Some of these causes may sound familiar to you:

 

 

the corporate IT perspective does not match the business unit need

 

IT (or data management) considers software applications their exclusive arena

 

users (including Sites!) aren’t consulted during requirements development, vendor selection, and rollout

 

clinical groups are too busy to provide input, or to take the time to learn new applications properly

 

vendors don’t recognize the internal problem at their customer, and don’t contribute to the solution (few understand real-life clinical operations)

 

users lack the computer expertise which could reduce dependence on other departments and assert requirements and feedback.

 

In addition, there are challenges to controlling software applications that are not due to interdepartmental gaps:

 

 

technology is always changing

 

resistance to change (on all sides)

 

executive skepticism (because of a history of failures or lack of financial justification) leading to under-funded implementation, staffing and training

 

company politics

 

company policies which are not adapted to the changed process created by the application.

 

What can be done?

 

What is out of control must be brought in control.
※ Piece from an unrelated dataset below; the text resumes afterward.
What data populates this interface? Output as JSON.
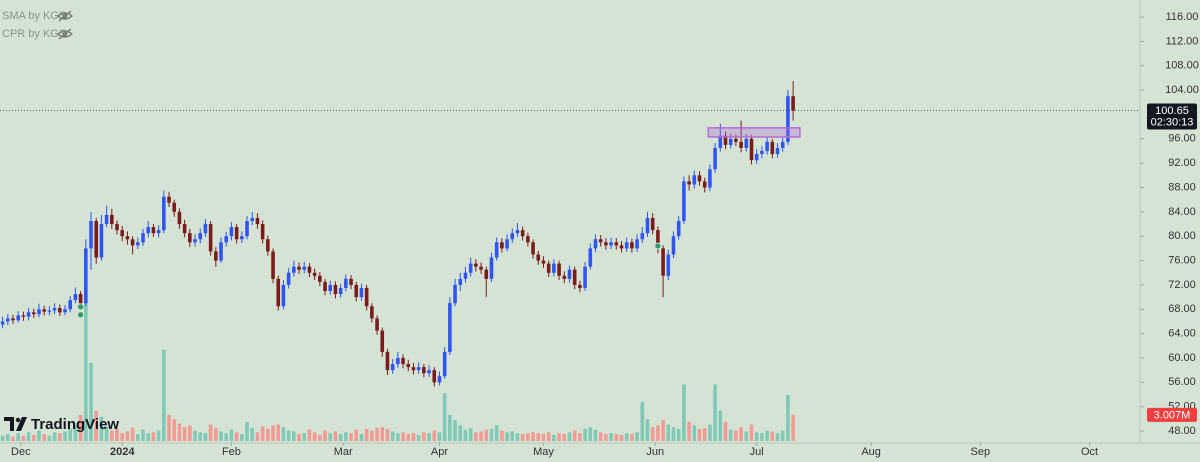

The cases we have heard where some progress has been made on this issue all contain a single element: the clinical department establishes dedicated staff, liaisons, or better yet, a department, who is in control of clinical research IT. This department ideally is separate from data management (where it often lands), so it can represent a superset of interests that encompasses clinical, data management, regulatory and IT. This department’s charter is to empower the clinical development organization to properly and efficiently use technology to speed their work. The staff therefore needs both clinical and software expertise, and the executive must have direct line reporting to, and support from, senior management.

 

Other initiatives are also critical. Users must be taught how the information they are providing will be used ¡© why it is important to the business, and what they will get out of it. Hardware and network issues should not be forgotten. And vendors should be chosen as much for their understanding of clinical research as for what features their software has.

 

A clinical IT department is not a cure-all of course. Some of those who have had such departments for years complain of similar problems, because the group has become as out of touch with the user community as an outside department would. So for those who have these departments, renewed emphasis must be placed on bringing users and technologists together, preferably with the user having the final say. Through cognizant, visionary leadership in top clinical positions, these fatal gaps can be bridged. The investment in clinical IT applications is huge and growing. It is such a waste to see them out of control.